Springfield, IL (CAPITOL CITY NOW) — On Tuesday, President Donald Trump’s 25% tariff on imports from Canada and Mexico went into effect. A 20% levy on Chinese goods also was put in place.
Wednesday, the president granted a one-month exemption on those tariffs for imports from Mexico and Canada for U.S. Automakers.
These tariffs are raising questions about the affordability of new cars. Green Hyundai General Manager Mike Quimby voiced concern about the potential strain on automakers and consumers alike.
“We’re concerned about a possible price increase on our cars and everybody else’s cars,” Quimby said. “The manufacturers don’t want to raise their prices, but if costs rise, the first things to go will be rebates and low-interest financing options.”

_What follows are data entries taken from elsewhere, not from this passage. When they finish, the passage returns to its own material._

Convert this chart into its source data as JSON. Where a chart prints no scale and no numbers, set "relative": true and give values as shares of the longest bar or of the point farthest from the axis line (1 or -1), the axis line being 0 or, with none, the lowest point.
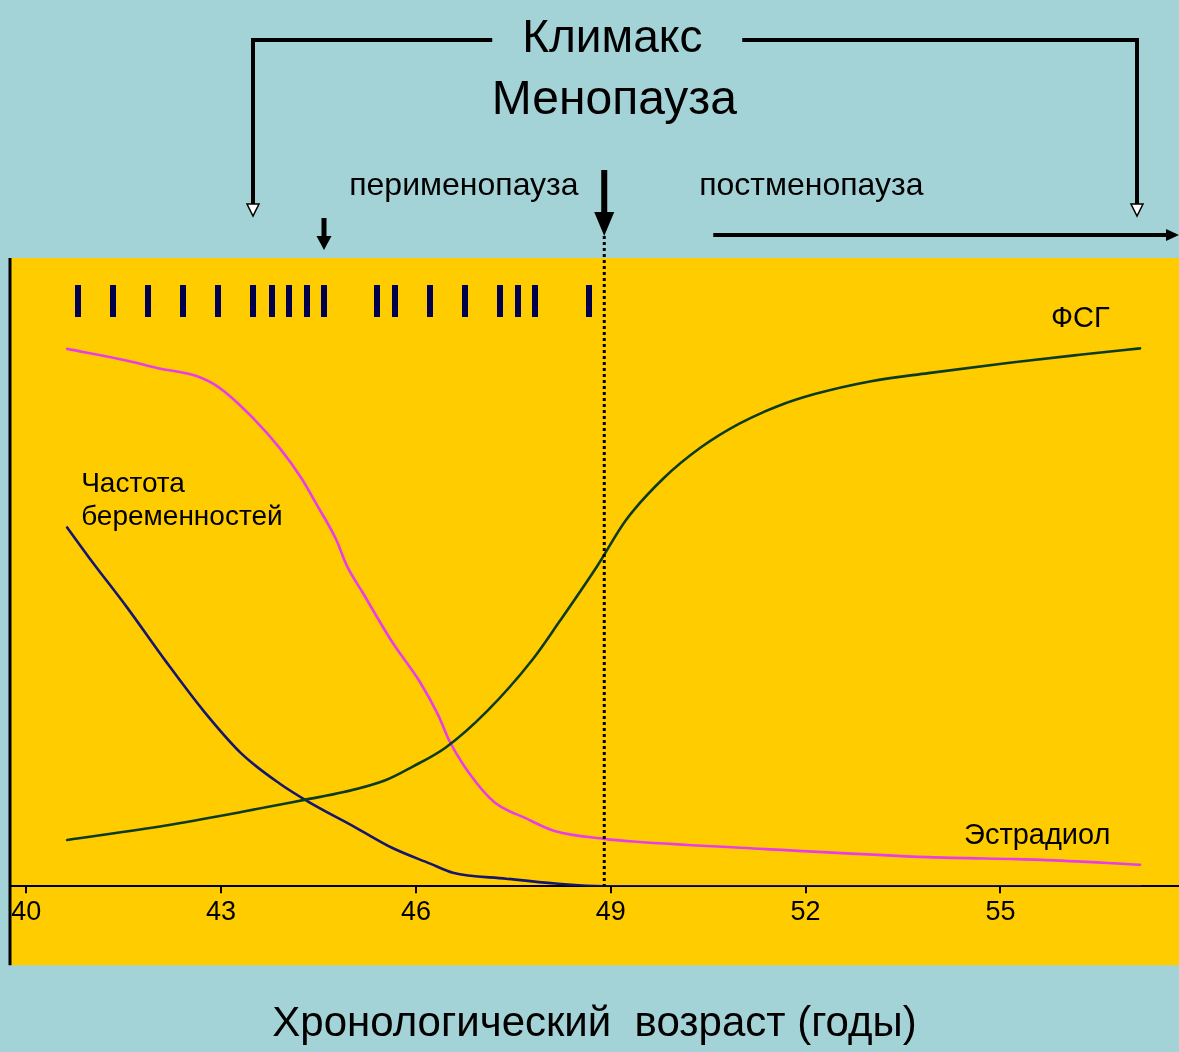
{
  "chart_data": {
    "type": "line",
    "title": "Климакс",
    "xlabel": "Хронологический  возраст (годы)",
    "annotations": [
      "перименопауза",
      "постменопауза"
    ],
    "relative": true,
    "xlim": [
      39.75,
      57.75
    ],
    "xticks": [
      40,
      43,
      46,
      49,
      52,
      55
    ],
    "ref_lines": [
      {
        "axis": "x",
        "value": 48.9,
        "label": "Менопауза",
        "color": "#000000",
        "line_style": "dotted"
      }
    ],
    "series": [
      {
        "name": "ФСГ",
        "color": "#0d3b1e",
        "x": [
          40.63,
          42.15,
          43.31,
          44.3,
          44.89,
          45.53,
          45.93,
          46.46,
          47.1,
          47.8,
          48.21,
          48.79,
          49.23,
          49.81,
          50.39,
          50.98,
          51.56,
          52.14,
          53.01,
          53.89,
          55.05,
          56.22,
          57.15
        ],
        "values": [
          0.086,
          0.113,
          0.138,
          0.161,
          0.175,
          0.197,
          0.221,
          0.258,
          0.326,
          0.422,
          0.492,
          0.595,
          0.68,
          0.758,
          0.816,
          0.86,
          0.892,
          0.915,
          0.939,
          0.954,
          0.972,
          0.988,
          1
        ]
      },
      {
        "name": "Эстрадиол",
        "color": "#e83ee8",
        "x": [
          40.63,
          41.56,
          42.03,
          42.61,
          42.96,
          43.43,
          43.9,
          44.24,
          44.48,
          44.77,
          44.94,
          45.18,
          45.64,
          46.05,
          46.34,
          46.52,
          46.81,
          47.21,
          47.68,
          48.15,
          48.9,
          49.35,
          51.55,
          53.89,
          55.63,
          57.15
        ],
        "values": [
          0.999,
          0.977,
          0.963,
          0.949,
          0.928,
          0.878,
          0.815,
          0.758,
          0.708,
          0.645,
          0.595,
          0.546,
          0.453,
          0.382,
          0.319,
          0.269,
          0.212,
          0.156,
          0.127,
          0.102,
          0.088,
          0.083,
          0.068,
          0.054,
          0.049,
          0.04
        ]
      },
      {
        "name": "Частота беременностей",
        "color": "#16166e",
        "x": [
          40.63,
          40.98,
          41.56,
          42.15,
          42.73,
          43.31,
          43.9,
          44.36,
          45.06,
          45.64,
          46.22,
          46.57,
          47.39,
          48.15,
          48.9,
          57.15
        ],
        "values": [
          0.667,
          0.609,
          0.517,
          0.418,
          0.326,
          0.247,
          0.191,
          0.156,
          0.11,
          0.071,
          0.042,
          0.025,
          0.014,
          0.005,
          0,
          0
        ]
      }
    ]
  }
}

Trump’s tariffs, initially aimed at protecting American manufacturers, could have unintended consequences. Many U.S.-branded vehicles are built in Mexico and Canada, while foreign automakers like Hyundai manufacture a large percentage of its vehicles in states such as Alabama and Georgia. This dynamic raises questions about which companies will truly benefit from the administration’s policy.

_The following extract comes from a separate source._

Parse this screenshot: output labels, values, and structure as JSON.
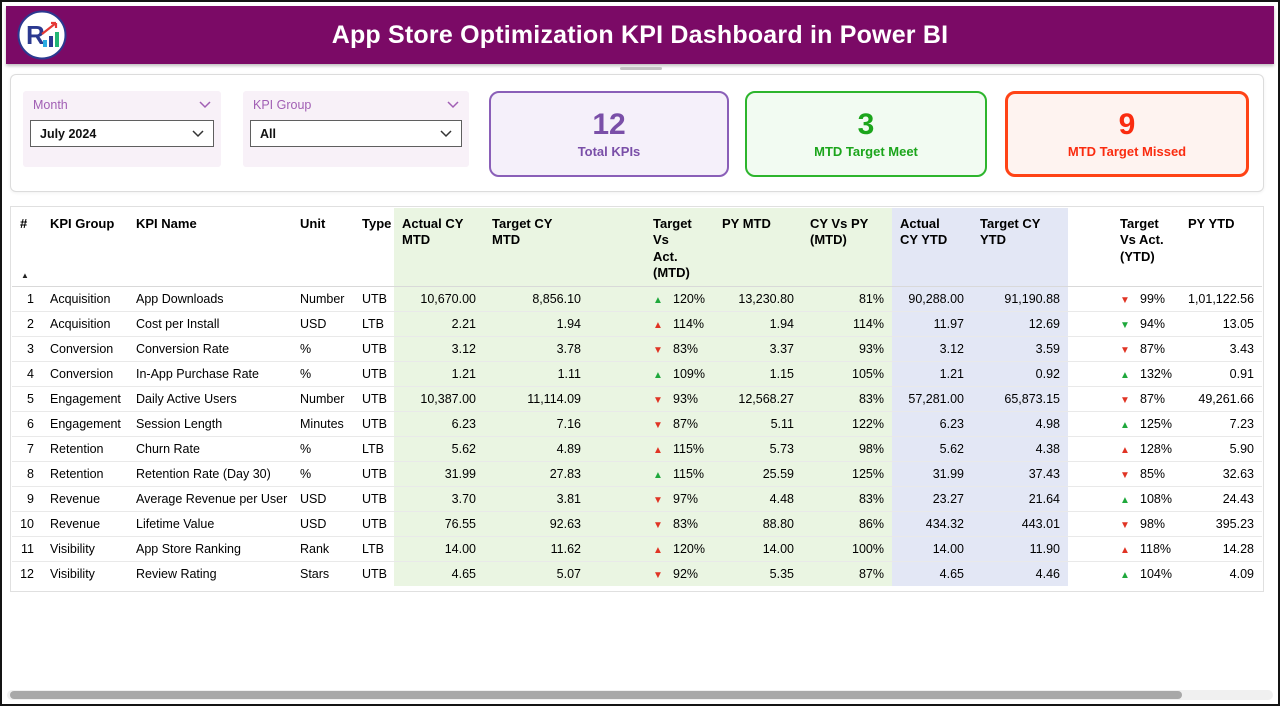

Quimby, who has worked in the auto industry since 1977, noted that tariffs could create an unpredictable pricing environment. “Depending on the manufacturer, the price increase could be instantaneous, or it could be three to four months down the road. Once the pre-tariff inventory is gone, the next batch of vehicles will be subject to the increased costs.”
The tariffs also impact the availability and cost of auto parts. “Parts come from all over the world,” Quimby explained. “If tariffs disrupt the supply chain, we could see significant cost increases across the board.”
A rise in new car prices could push more consumers toward the used car market. “If new cars go up in price, used cars will go up in price,” Quimby said. “Not everybody can afford to buy a new car, so the used car market will absolutely flourish.”
The uncertainty has already led to a shift in consumer behavior. “Customers are acting faster because they know prices aren’t going down. Right now, they can still get incentives, low interest rates, and pre-tariff pricing, but that may not last,” said Quimby.
Despite the concerns, he remains cautiously optimistic that the market will adjust over time. But, he said, “raising the price of automobiles isn’t going to help anybody.”